This week we're exploring historical emissions data from Carbon Majors. They have complied a database of emissions data going back to 1854. h/t Data is Plural.
Carbon Majors is a database of historical production data from 122 of the world’s largest oil, gas, coal, and cement producers. This data is used to quantify the direct operational emissions and emissions from the combustion of marketed products that can be attributed to these entities. These entities include:
75 Investor-owned Companies, 36 State-owned Companies, 11 Nation States, 82 Oil Producing Entities, 81 Gas Entities, 49 Coal Entities, 6 Cement Entities
The data spans back to 1854 and contains over 1.42 trillion tonnes of CO2e covering 72% of global fossil fuel and cement emissions since the start of the Industrial Revolution in 1751.
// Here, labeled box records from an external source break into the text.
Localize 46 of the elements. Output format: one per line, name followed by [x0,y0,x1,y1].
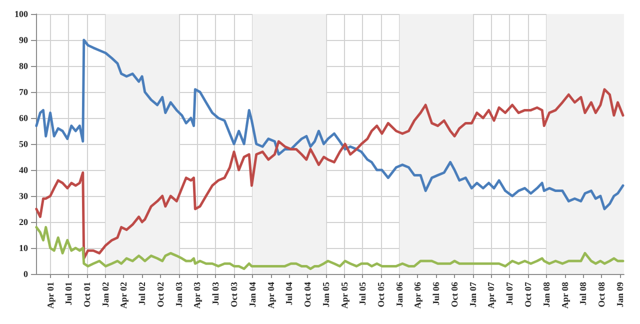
x-tick-label: Oct 08 [596,282,607,308]
x-tick-label: Jul 05 [358,282,368,306]
x-tick-label: Apr 04 [266,282,276,309]
x-tick-label: Jan 07 [468,282,478,308]
y-tick-label: 0 [24,269,28,279]
x-tick-label: Jul 01 [64,282,74,306]
y-tick-label: 30 [19,191,28,201]
x-tick-label: Oct 01 [82,282,92,308]
x-tick-label: Apr 06 [412,282,423,309]
y-tick-label: 50 [19,139,28,149]
x-tick-label: Jul 03 [210,282,220,306]
x-tick-label: Apr 07 [486,282,496,309]
x-tick-label: Apr 05 [339,282,350,309]
x-tick-label: Oct 05 [376,282,386,308]
x-tick-label: Jul 06 [431,282,442,306]
x-tick-label: Jan 03 [174,282,184,308]
x-tick-label: Jan 02 [100,282,111,308]
y-tick-label: 70 [19,87,28,97]
x-tick-label: Jul 04 [284,282,294,306]
x-tick-label: Jan 06 [394,282,405,308]
x-tick-label: Jul 07 [504,282,514,306]
y-tick-label: 60 [19,113,28,123]
x-tick-label: Jan 09 [615,282,626,308]
x-tick-label: Oct 03 [229,282,240,308]
x-tick-label: Jan 05 [321,282,332,308]
x-tick-label: Jul 02 [137,282,148,306]
x-tick-label: Oct 02 [156,282,166,308]
y-tick-label: 90 [19,35,28,45]
x-tick-label: Oct 04 [302,282,313,308]
line-series [35,88,624,260]
y-tick-label: 40 [19,165,28,175]
line-series [35,38,624,210]
x-tick-label: Jan 04 [248,282,258,308]
x-tick-label: Apr 03 [192,282,202,309]
x-tick-label: Jan 08 [542,282,552,308]
y-tick-label: 80 [19,61,28,71]
line-series [35,226,624,270]
x-tick-label: Apr 08 [560,282,570,309]
x-tick-label: Oct 06 [450,282,460,308]
y-tick-label: 100 [14,9,28,19]
x-tick-label: Jul 08 [578,282,588,306]
x-tick-label: Apr 01 [45,282,56,309]
x-tick-label: Oct 07 [523,282,534,308]
y-tick-label: 20 [19,217,28,227]
y-tick-label: 10 [19,243,28,253]
x-tick-label: Apr 02 [118,282,129,309]
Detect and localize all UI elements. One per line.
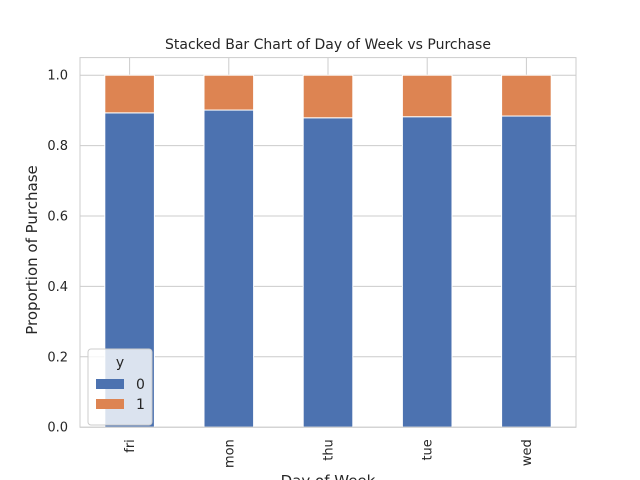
legend-swatch-0 — [96, 379, 124, 389]
bars — [104, 74, 552, 428]
bar-thu-series-1 — [302, 74, 354, 119]
legend-label-0: 0 — [136, 377, 145, 393]
bar-tue-series-1 — [401, 74, 453, 118]
bar-thu-series-0 — [302, 117, 354, 428]
x-tick-label-wed: wed — [520, 439, 535, 466]
y-tick-label-3: 0.6 — [47, 210, 68, 225]
x-tick-label-tue: tue — [421, 439, 436, 460]
bar-wed-series-1 — [501, 74, 552, 117]
bar-mon-series-1 — [203, 74, 255, 111]
legend-label-1: 1 — [136, 397, 145, 413]
x-axis-label: Day of Week — [281, 472, 376, 480]
y-axis-label: Proportion of Purchase — [23, 165, 41, 335]
bar-fri-series-1 — [104, 74, 155, 114]
y-tick-label-1: 0.2 — [47, 350, 68, 365]
legend-title: y — [116, 355, 124, 371]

They share data with low, medium and high levels of granularity. This dataset is the 'medium' granularity that contains year, entity, entity type, commodity, commodity production, commodity unit, and total emissions.
Are there any trends or changes that surprised you?
# Option 1: tidytuesdayR package
## install.packages("tidytuesdayR")
tuesdata <- tidytuesdayR::tt_load('2024-05-21')
## OR
tuesdata <- tidytuesdayR::tt_load(2024, week = 21)
emissions <- tuesdata$emissions
# Option 2: Read directly from GitHub
emissions <- readr::read_csv('https://raw.githubusercontent.com/rfordatascience/tidytuesday/main/data/2024/2024-05-21/emissions.csv')
- Explore the data, watching out for interesting relationships. We would like to emphasize that you should not draw conclusions about causation in the data. There are various moderating variables that affect all data, many of which might not have been captured in these datasets. As such, our suggestion is to use the data provided to practice your data tidying and plotting techniques, and to consider for yourself what nuances might underlie these relationships.
- Create a visualization, a model, a shiny app, or some other piece of data-science-related output, using R or another programming language.
- Share your output and the code used to generate it on social media with the #TidyTuesday hashtag.
variable | class | description |
---|---|---|
year | double | The year of the data point |
parent_entity | character | The entity to whom the emissions are traced to |
parent_type | character | The type of parent_entity. Can be one of: investor-owned company, state-owned entity, nation state. |
commodity | character | Specifies which commodity the production refers to: Oil and NGL, Natural Gas, Anthracite Coal, Bituminous Coal, Lignite Coal, Metallurgical Coal, Sub-Bituminous Coal, Thermal Coal, or Cement. |
production_value | double | The quantity of production |
production_unit | character | The unit of production (Oil & NGL - million barrels, Natural Gas - billion cubic feet, Coal - million tonnes, Cement - million tonnes CO2 (see methodology for explanation)). Units - Billion cubic feet per year (Bcf/yr), Million barrels per year (Million bbl/yr), or Million tonnes per year (Million tonnes/yr). |
total_emissions_MtCO2e | double | The total emissions traced to |
the 'parent_entity' in the 'year'. Units - million tonnes of carbon dioxide equivalent (MtCO2e). |
No data cleaning. Dataset is emissions_medium_granularity.csv from https://carbonmajors.org/Downloads.